NEW YORK (TheStreet) -- The National Mediation Board said Friday it has asked the U.S. Justice Department to review the mysterious case of thousands of fraudulent signatures on cards requesting the board to call a union election for Delta (DAL - Get Report) flight attendants.
Both the airline and the International Association of Machinists applauded the move.
"We are encouraged that this matter has been referred to the DOJ," said Joanne Smith, Delta's executive vice president and chief human resources officer. "At the time of the IAM filing in January, many flight attendants were raising questions regarding the validity of the authorization cards the IAM submitted to the NMB."
In a message to Delta flight attendants issued Friday afternoon, the union wrote that "the IAM more than anyone else wants to know who is responsible for the submission of faulty cards and what measures can be taken to ensure that this and other representation campaigns cannot be similarly disrupted in the future."
An IAM spokesman declined to comment farther. The union and its backers have previously expressed concerns about fraudulent submissions in its attempted survey of flight attendant attitudes.

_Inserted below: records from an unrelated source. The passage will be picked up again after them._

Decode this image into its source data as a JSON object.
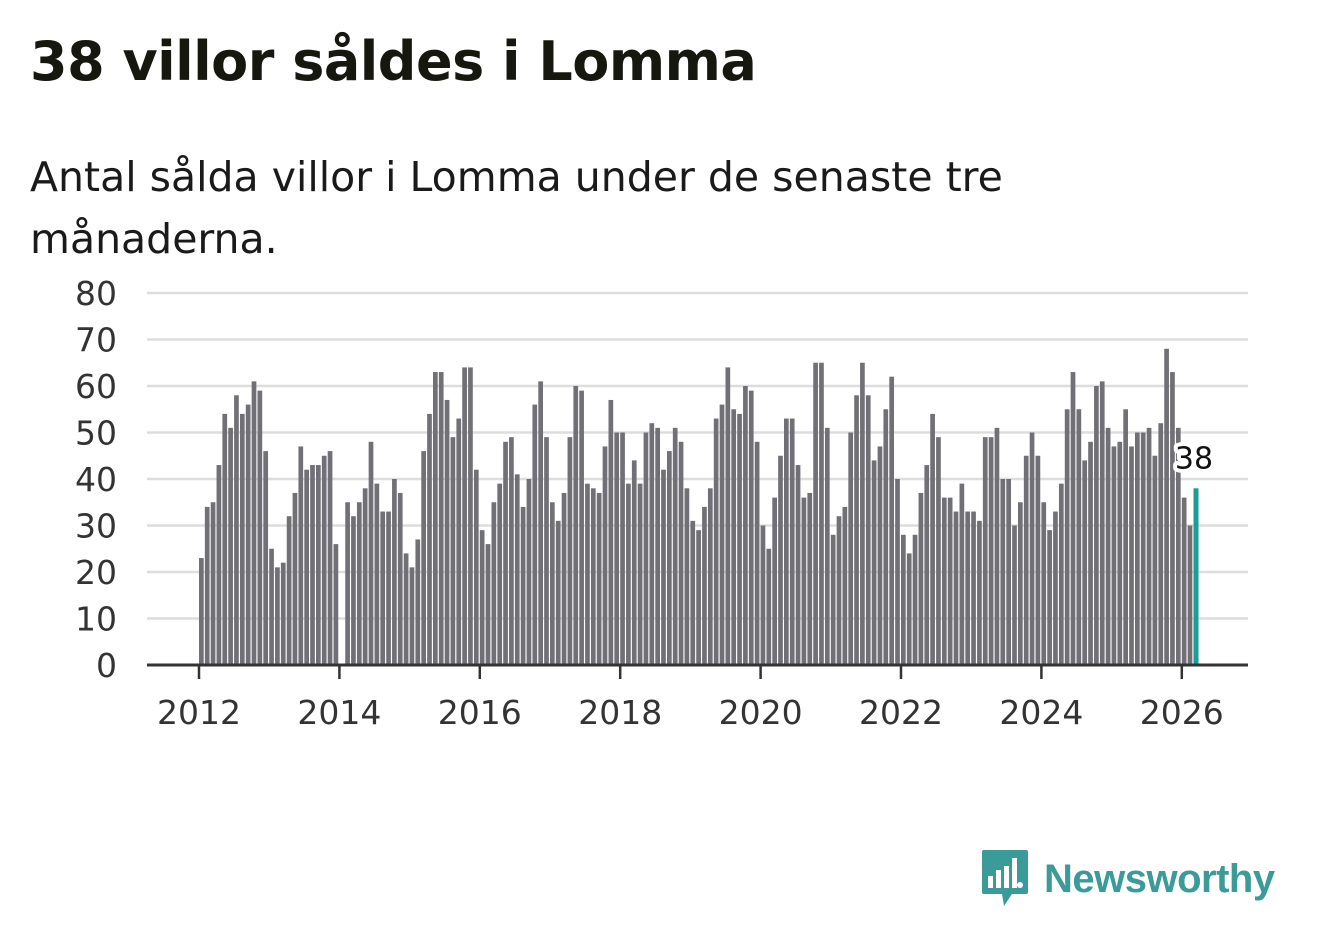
{
  "header": {
    "title": "38 villor såldes i Lomma",
    "subtitle": "Antal sålda villor i Lomma under de senaste tre månaderna."
  },
  "branding": {
    "logo_text": "Newsworthy",
    "icon": "bar-chart-speech-bubble-icon"
  },
  "colors": {
    "bar": "#717076",
    "highlight": "#1a9e97",
    "brand": "#3a9b98",
    "grid": "#dddddd",
    "axis": "#333333"
  },
  "chart_data": {
    "type": "bar",
    "title": "38 villor såldes i Lomma",
    "subtitle": "Antal sålda villor i Lomma under de senaste tre månaderna.",
    "xlabel": "",
    "ylabel": "",
    "ylim": [
      0,
      80
    ],
    "yticks": [
      "0",
      "10",
      "20",
      "30",
      "40",
      "50",
      "60",
      "70",
      "80"
    ],
    "xticks": [
      "2012",
      "2014",
      "2016",
      "2018",
      "2020",
      "2022",
      "2024",
      "2026"
    ],
    "x_start": "2012-01",
    "frequency": "monthly",
    "values": [
      23,
      34,
      35,
      43,
      54,
      51,
      58,
      54,
      56,
      61,
      59,
      46,
      25,
      21,
      22,
      32,
      37,
      47,
      42,
      43,
      43,
      45,
      46,
      26,
      0,
      35,
      32,
      35,
      38,
      48,
      39,
      33,
      33,
      40,
      37,
      24,
      21,
      27,
      46,
      54,
      63,
      63,
      57,
      49,
      53,
      64,
      64,
      42,
      29,
      26,
      35,
      39,
      48,
      49,
      41,
      34,
      40,
      56,
      61,
      49,
      35,
      31,
      37,
      49,
      60,
      59,
      39,
      38,
      37,
      47,
      57,
      50,
      50,
      39,
      44,
      39,
      50,
      52,
      51,
      42,
      46,
      51,
      48,
      38,
      31,
      29,
      34,
      38,
      53,
      56,
      64,
      55,
      54,
      60,
      59,
      48,
      30,
      25,
      36,
      45,
      53,
      53,
      43,
      36,
      37,
      65,
      65,
      51,
      28,
      32,
      34,
      50,
      58,
      65,
      58,
      44,
      47,
      55,
      62,
      40,
      28,
      24,
      28,
      37,
      43,
      54,
      49,
      36,
      36,
      33,
      39,
      33,
      33,
      31,
      49,
      49,
      51,
      40,
      40,
      30,
      35,
      45,
      50,
      45,
      35,
      29,
      33,
      39,
      55,
      63,
      55,
      44,
      48,
      60,
      61,
      51,
      47,
      48,
      55,
      47,
      50,
      50,
      51,
      45,
      52,
      68,
      63,
      51,
      36,
      30,
      38
    ],
    "highlight_index": 170,
    "highlight_label": "38"
  }
}
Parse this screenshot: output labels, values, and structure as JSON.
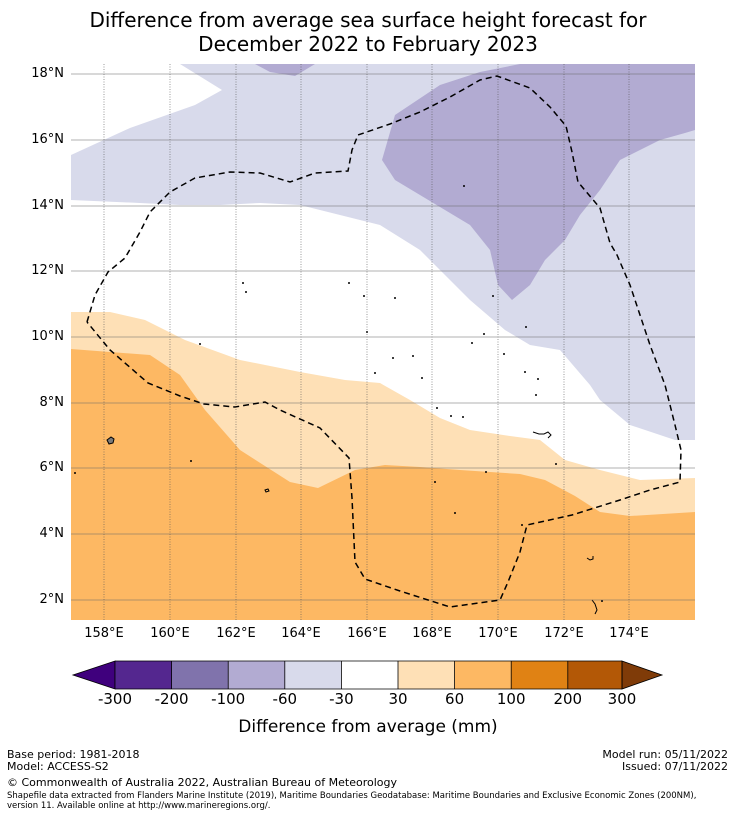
{
  "title": {
    "line1": "Difference from average sea surface height forecast for",
    "line2": "December 2022 to February 2023"
  },
  "axes": {
    "lat_labels": [
      "18°N",
      "16°N",
      "14°N",
      "12°N",
      "10°N",
      "8°N",
      "6°N",
      "4°N",
      "2°N"
    ],
    "lon_labels": [
      "158°E",
      "160°E",
      "162°E",
      "164°E",
      "166°E",
      "168°E",
      "170°E",
      "172°E",
      "174°E"
    ]
  },
  "colorbar": {
    "tick_labels": [
      "-300",
      "-200",
      "-100",
      "-60",
      "-30",
      "30",
      "60",
      "100",
      "200",
      "300"
    ],
    "title": "Difference from average (mm)",
    "colors": [
      "#3f007d",
      "#54278f",
      "#8073ac",
      "#b2abd2",
      "#d8daeb",
      "#ffffff",
      "#fee0b6",
      "#fdb863",
      "#e08214",
      "#b35806",
      "#7f3b08"
    ]
  },
  "footer": {
    "base_period": "Base period: 1981-2018",
    "model": "Model: ACCESS-S2",
    "model_run": "Model run: 05/11/2022",
    "issued": "Issued: 07/11/2022",
    "copyright": "© Commonwealth of Australia 2022, Australian Bureau of Meteorology",
    "shapefile": "Shapefile data extracted from Flanders Marine Institute (2019), Maritime Boundaries Geodatabase: Maritime Boundaries and Exclusive Economic Zones (200NM), version 11. Available online at http://www.marineregions.org/."
  }
}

Delta has about 20,000 flight attendants. The IAM said in January that it had submitted nearly 12,000 signed election request cards from the flight attendants to the NMB. The NMB's minimum requirement for calling an election is 50% of the prospective bargaining unit.
The NMB "has reason to believe that some unknown person or persons knowingly submitted authorization cards with fraudulent signatures in possible violation of federal law," wrote Mary Johnson, NMB general counsel, in a letter sent Thursday to Delta and IAM officials.
"The integrity of the NMB's election process relies on each individual employee only submitted an authorization cards that he or she personally signed and date for presentation to the NMB," Johnson wrote.